Thursday, December 16, 2010

Twins... hmm.


Recently I've found myself reading up on something that the adoption world calls artificial twinning. Artificial twins are two children biologically unrelated, brought together by adoption, that are 10 months apart in age or less. Unbeknownst to us, we had fallen into this slightly taboo category. When Gabe and I began this adoption, we had planned to adopt a child 2-3 years older than Stevie. That just seemed like an ideal age to add to our family. However on June 25th, our agency sent a profile of a little boy only 9 months older than Stevie, he was instantly our son.

This change in plans began with us putting all of the 5T clothes I had bought him into a bin, to be used years later, and replacing them with his new tiny 18 month clothes. Next putting "roll bars" on the sides of the huge bed in his room that was unfit for a toddler. Later removing all of the Hot Wheels and Legos from his toy baskets and restocking them with big Tonka trucks and stuffed animals. Now we are left trying to figure out why this practice, adopting a child the same age as your biological child, is so frowned upon.

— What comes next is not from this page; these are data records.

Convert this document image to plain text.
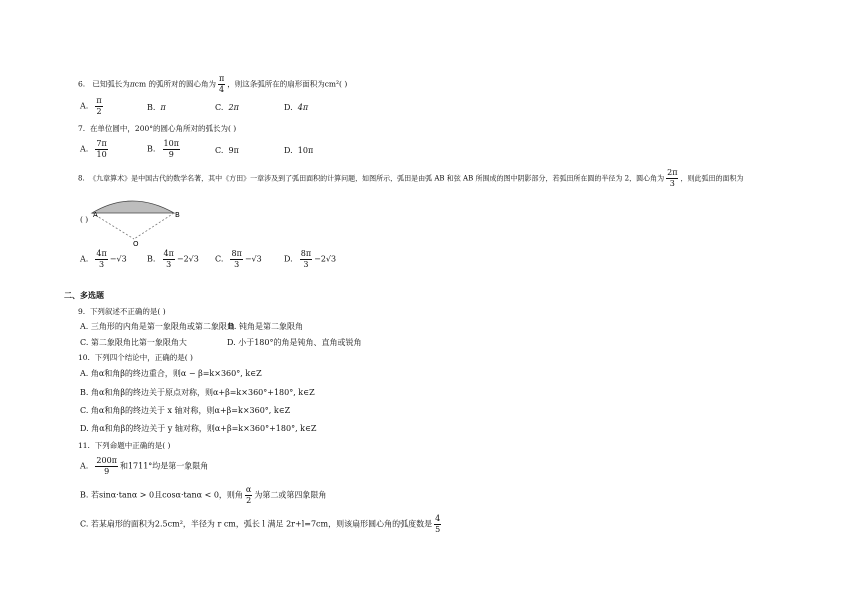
6. 已知弧长为πcm 的弧所对的圆心角为 $\frac{\pi}{4}$ ，则这条弧所在的扇形面积为cm²( )
A. $\frac{\pi}{2}$	B. π	C. 2π	D. 4π
7. 在单位圆中，200°的圆心角所对的弧长为( )
A. $\frac{7\pi}{10}$	B. $\frac{10\pi}{9}$	C. 9π	D. 10π
8. 《九章算术》是中国古代的数学名著，其中《方田》一章涉及到了弧田面积的计算问题，如图所示，弧田是由弧 AB 和弦 AB 所围成的图中阴影部分，若弧田所在圆的半径为 2，圆心角为 $\frac{2\pi}{3}$ ，则此弧田的面积为
A	B
O
( )
A. $\frac{4\pi}{3} -√3$	B. $\frac{4\pi}{3} -2√3$ C. $\frac{8\pi}{3} -√3$	D. $\frac{8\pi}{3} -2√3$
二、多选题
9. 下列叙述不正确的是( )
A. 三角形的内角是第一象限角或第二象限角
B. 钝角是第二象限角
C. 第二象限角比第一象限角大	D. 小于180°的角是钝角、直角或锐角
10. 下列四个结论中，正确的是( )
A. 角α和角β的终边重合，则α − β=k×360°, k∈Z
B. 角α和角β的终边关于原点对称，则α+β=k×360°+180°, k∈Z
C. 角α和角β的终边关于 x 轴对称，则α+β=k×360°, k∈Z
D. 角α和角β的终边关于 y 轴对称，则α+β=k×360°+180°, k∈Z
11. 下列命题中正确的是( )
A. $\frac{200\pi}{9}$ 和1711°均是第一象限角
B. 若sinα·tanα > 0且cosα·tanα < 0，则角 $\frac{\alpha}{2}$ 为第二或第四象限角
C. 若某扇形的面积为2.5cm²，半径为 r cm，弧长 l 满足 2r+l=7cm，则该扇形圆心角的弧度数是 $\frac{4}{5}$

Stevie's adjustment to having a new member of the family in our home is sure to be a challenge. She doesn't always enjoy having visitors in the house, much less a permanent fixture. Her desire to "doe to Afrita and dit her bruder" changes everyday. I'm sure we would be facing similar hurdles if we were bringing home a new born baby that was biologically ours. We obviously have no idea what to expect from Silas. Who knows what he will think of any of us or the life we are going to put him in?

One way or another, on February 13th we will meet our little man for the first time and on the 15th he will officially become our son. We are so excited to finally have an definite timeline! We can't wait to all be together and figure this whole family thing out. We truly believe that love will conquer and that the Lord has not called us to the fire to simply withdraw His hand. He will equip us for this.

We want you all to know what kind of process we may be about to face because we hope that you will continue to support us. We may have many weeks that we don't need to leave our home with Silas, however we will welcome visitors. We may not be able to leave him with anyone else for months, which means we may miss weddings, parties, church, and other important events. Please don't be let that be a sign of our love for you. All of this to say, we may not face any of the afore mentioned issues. Silas may adjust and attach well, Stevie may welcome her new brother with open arms, and our biggest issue, may continue to be picking up our toys when we're done playing with them.

For now we are keeping ourselves busy with travel plans and daydreaming about having our mismatched twins on the same side of the world.